Tribunal Administratif de Lille — Décision N° TA59-2402191

mardi 23 septembre 2025

JuridictionTribunal Administratif de Lille
SectionTribunal Administratif de Lille
N° DossierTA59-2402191
TypeDécision
Formation2ème Chambre
Avocat requérantNAVY

Résumé IA

Le Tribunal Administratif de Lille a été saisi par M. B... d'une demande d'indemnisation de 15 581 euros pour les préjudices résultant de l'illégalité d'un arrêté préfectoral du 10 juin 2021 refusant le renouvellement de son titre de séjour, et du retard dans l'exécution du jugement du 25 janvier 2022 qui avait annulé cet arrêté. Le tribunal a reconnu que l'illégalité de l'arrêté et le retard dans la délivrance du titre constituent des fautes de nature à engager la responsabilité de l'État. Il a ainsi condamné l'État à verser à M. B... une somme totale de 3 000 euros, incluant 1 000 euros pour le préjudice financier et 2 000 euros pour le préjudice moral et les troubles dans les conditions d'existence, en application des articles L. 425-9 du code de l'entrée et du séjour des étrangers et du droit d'asile et L. 911-4 du code de justice administrative.

Texte intégral

Vu la procédure suivante :

Par une requête et des mémoires, enregistrés les 29 février 2024, 18 novembre 2024, 2 décembre 2024 et 10 décembre 2024, M. A... B..., représenté par Me Navy, demande au tribunal, dans le dernier état de ses écritures :

1°) de condamner l’Etat à lui verser la somme totale de 15 581 euros en réparation des préjudices subis du fait, d’une part, de l’illégalité de l’arrêté du 10 juin 2021 par lequel le préfet du Nord a refusé de lui délivrer un titre de séjour, l’a obligé à quitter le territoire français et a fixé le pays de destination de cette mesure d’éloignement et, d’autre part, du retard de délivrance du titre à la suite de l’annulation de l’arrêté par le tribunal ;

2°) de mettre à la charge de l’Etat une somme de 2 000 euros à verser à son conseil au titre des articles L. 761-1 du code de justice administrative et 37 de la loi du 10 juillet 1991.

Il soutient que :
- l’arrêté du 10 juin 2021 par lequel le préfet du Nord a refusé sa demande de renouvellement de son titre de séjour est illégal, comme l’a reconnu le tribunal dans son jugement du 25 janvier 2022 et constitutif d’une faute de nature à engager la responsabilité de l’Etat ;
- le retard dans l’exécution de la mesure d’injonction du jugement n° 2105595 du 25 janvier 2022 du tribunal annulant l’arrêté du 10 juin 2021 est également constitutif d’une faute de nature à engager la responsabilité de l’Etat ;
- il a subi un préjudice financier en raison de la perte de ses prestations sociales, soit la somme de 7 581 euros ;
- il a subi un préjudice moral et des troubles dans ses conditions d’existence, évalués à la somme de 8 000 euros.

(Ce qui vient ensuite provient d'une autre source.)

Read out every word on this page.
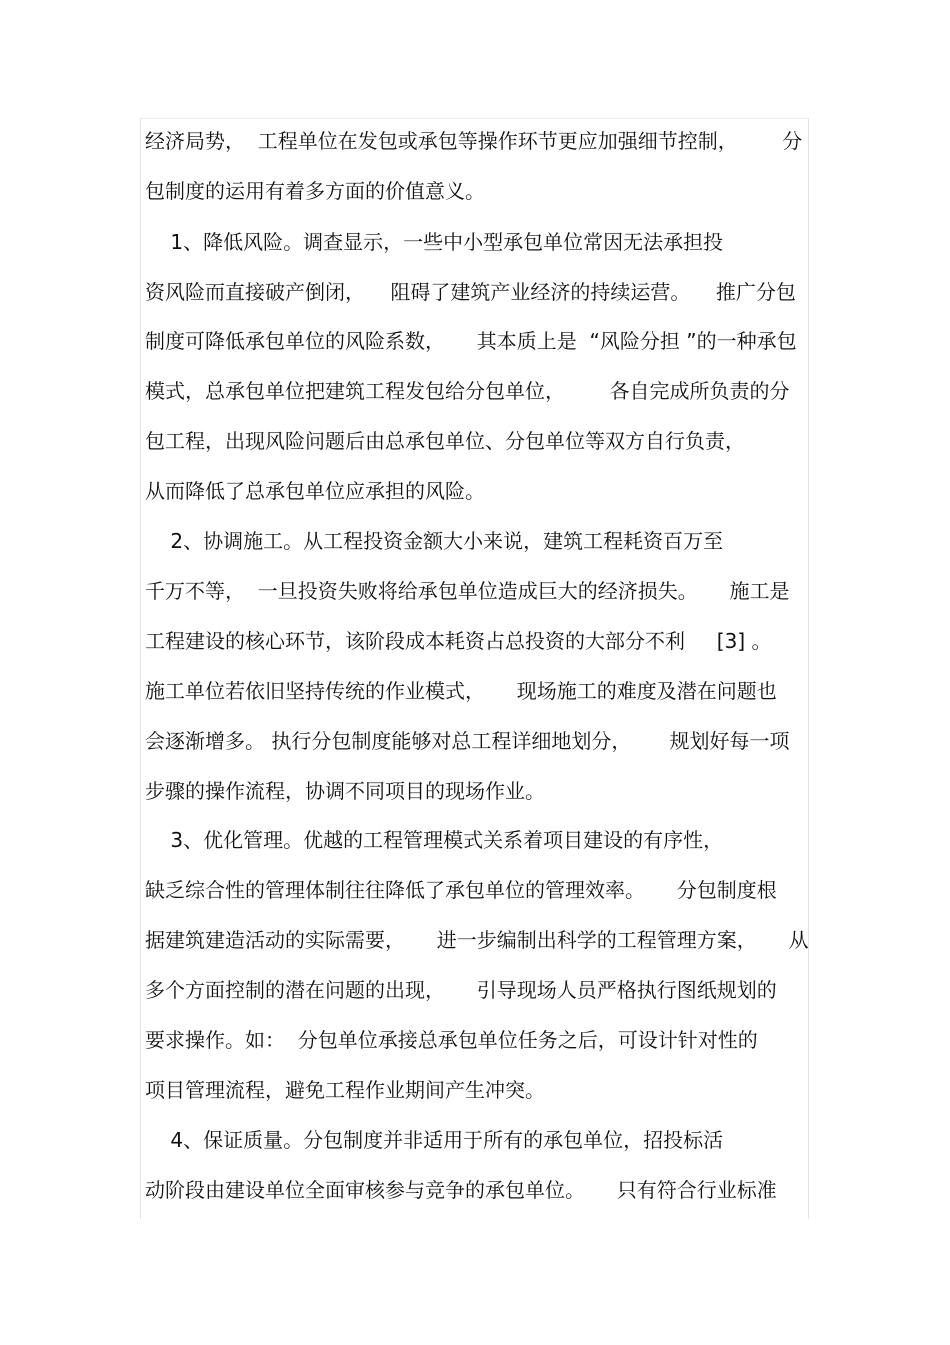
经济局势，  工程单位在发包或承包等操作环节更应加强细节控制，       分
包制度的运用有着多方面的价值意义。
1、降低风险。调查显示，一些中小型承包单位常因无法承担投
资风险而直接破产倒闭，    阻碍了建筑产业经济的持续运营。    推广分包
制度可降低承包单位的风险系数，     其本质上是  “风险分担 ”的一种承包
模式，总承包单位把建筑工程发包给分包单位，       各自完成所负责的分
包工程，出现风险问题后由总承包单位、分包单位等双方自行负责，
从而降低了总承包单位应承担的风险。
2、协调施工。从工程投资金额大小来说，建筑工程耗资百万至
千万不等，  一旦投资失败将给承包单位造成巨大的经济损失。     施工是
工程建设的核心环节，该阶段成本耗资占总投资的大部分不利     [3] 。
施工单位若依旧坚持传统的作业模式，     现场施工的难度及潜在问题也
会逐渐增多。 执行分包制度能够对总工程详细地划分，      规划好每一项
步骤的操作流程，协调不同项目的现场作业。
3、优化管理。优越的工程管理模式关系着项目建设的有序性，
缺乏综合性的管理体制往往降低了承包单位的管理效率。     分包制度根
据建筑建造活动的实际需要，     进一步编制出科学的工程管理方案，     从
多个方面控制的潜在问题的出现，     引导现场人员严格执行图纸规划的
要求操作。如：  分包单位承接总承包单位任务之后，可设计针对性的
项目管理流程，避免工程作业期间产生冲突。
4、保证质量。分包制度并非适用于所有的承包单位，招投标活
动阶段由建设单位全面审核参与竞争的承包单位。     只有符合行业标准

Par un mémoire en défense, enregistré le 18 novembre 2024, le préfet du Nord, représenté par Me Rannou, conclut au rejet de la requête et à ce qu’il soit mis à la charge de M. B... la somme de 500 euros sur le fondement de l’article L. 761-1 du code de justice administrative.

Il soutient que :
- le lien de causalité entre les fautes commises et les préjudices invoqués n’est pas établi ;
- la réalité des préjudices, financier et moral, invoqués n’est pas plus établie ;
- en tout état de cause, la somme demandée au titre des préjudices extra-patrimoniaux est excessive.

M. B... a été admis au bénéfice de l’aide juridictionnelle totale par une décision du 22 janvier 2024.

Vu :
- le jugement du tribunal administratif de Lille n° 2105595 du 25 janvier 2022 ;
- le jugement du tribunal administratif de Lille n° 2311214 du 3 décembre 2024 ;
- les autres pièces du dossier.


Vu :
- le code de la construction et de l’habitation ;
- le code de l’entrée et du séjour des étrangers et du droit d’asile ;
- la loi n° 91-647 du 10 juillet 1991 ;
- le code de justice administrative.

Le président de la formation de jugement a dispensé le rapporteur public, sur sa proposition, de prononcer des conclusions à l’audience.

Les parties ont été régulièrement averties du jour de l’audience.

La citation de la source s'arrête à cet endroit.